My Open Love Letter to The City of Brotherly Love

It’s the city I grew up in. Where Mitch Williams went from hero to hated in less then 7 seconds and Chase Utley turned a city's long awaited citizens into world fucking champions. Where the winters are cold and the pretzels are warm, unless you bought it from one of the homeless looking gentleman that sell them on street corners and the I-95 off ramps.
It’s where they signed The Declaration of Independence and where cops shit all over your imaginary amendment rights just because they didn’t like what their wife made for dinner the night before.

You can’t tell us shit about being let down, Donovan McNabb was our quarterback for a decade. We know all about getting knocked down and getting right back up, Rocky Balboa was born here.
Most of us couldn’t name the state bird or identify the state flag but we can name every single sub par Philadelphia 76er that averages less then 9.2 points per game, who we’ve been forced to watch year after year as we’ve trusted the process.
Of course they suck, as Philadelphians, were allowed to say it but you aren’t. Sixers 2022 baby, watch out for us.
Our public school system resembles your prisons. I refer to my high school years as my five year bid. No, you didn’t read that incorrectly, I said five.
For some folks here, standing in front of Wawa asking people if they have any spare change is a career choice. And don’t even get me started on the by passers that ask me if I have an “extra cigarette”.
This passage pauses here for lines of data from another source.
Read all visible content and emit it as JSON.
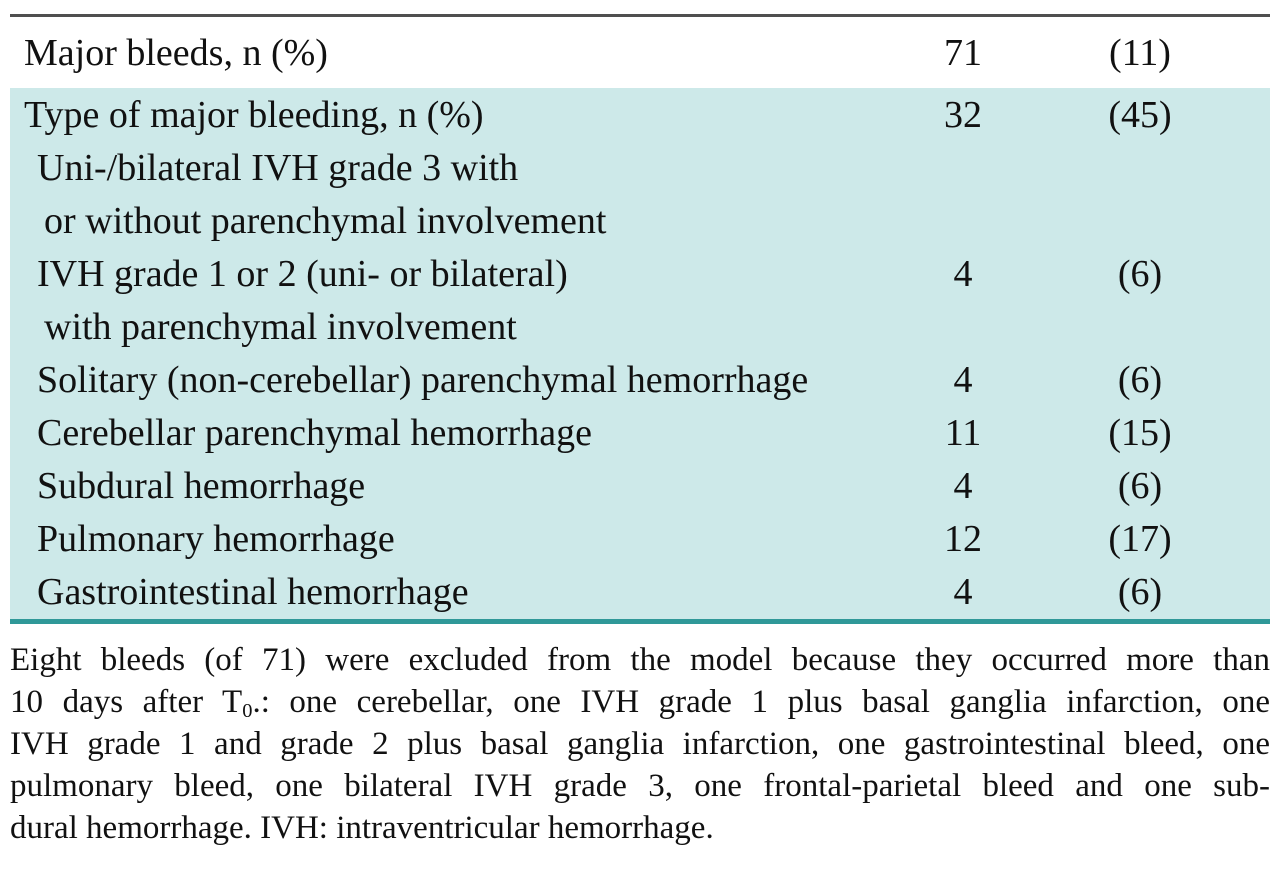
{
  "table": {
    "top_row": {
      "label": "Major bleeds, n (%)",
      "n": "71",
      "pct": "(11)"
    },
    "rows": [
      {
        "label": "Type of major bleeding, n (%)",
        "n": "32",
        "pct": "(45)"
      },
      {
        "label": "Uni-/bilateral IVH grade 3 with"
      },
      {
        "label": "or without parenchymal involvement"
      },
      {
        "label": "IVH grade 1 or 2 (uni- or bilateral)",
        "n": "4",
        "pct": "(6)"
      },
      {
        "label": "with parenchymal involvement"
      },
      {
        "label": "Solitary (non-cerebellar) parenchymal hemorrhage",
        "n": "4",
        "pct": "(6)"
      },
      {
        "label": "Cerebellar parenchymal hemorrhage",
        "n": "11",
        "pct": "(15)"
      },
      {
        "label": "Subdural hemorrhage",
        "n": "4",
        "pct": "(6)"
      },
      {
        "label": "Pulmonary hemorrhage",
        "n": "12",
        "pct": "(17)"
      },
      {
        "label": "Gastrointestinal hemorrhage",
        "n": "4",
        "pct": "(6)"
      }
    ]
  },
  "footnote": {
    "line1": "Eight bleeds (of 71) were excluded from the model because they occurred more than",
    "line2_pre": "10 days after  T",
    "line2_sub": "0",
    "line2_post": ".: one cerebellar, one IVH grade 1 plus basal ganglia infarction, one",
    "line3": "IVH grade 1 and grade 2 plus basal ganglia infarction, one gastrointestinal bleed, one",
    "line4": "pulmonary bleed, one bilateral IVH grade 3, one frontal-parietal bleed and one sub-",
    "line5": "dural hemorrhage. IVH: intraventricular hemorrhage."
  },
  "colors": {
    "section_bg": "#cde9e9",
    "section_rule": "#2f9898",
    "top_rule": "#4f4f4f",
    "text": "#111111"
  }
}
Sections of our city look like war torn Iraq, if war torn Iraq had an opiate epidemic — before The United States Government spent millions rebuilding it, rather than doing so in the parts of my city that look like war torn Iraq.

I love this place as much as I hate its guts. I don’t love it, until I leave it; and then I need it. Even when I leave it, it never leaves me. For better or worse, it’s instilled in me. It’s made me who I am — the good, the bad and the ugly.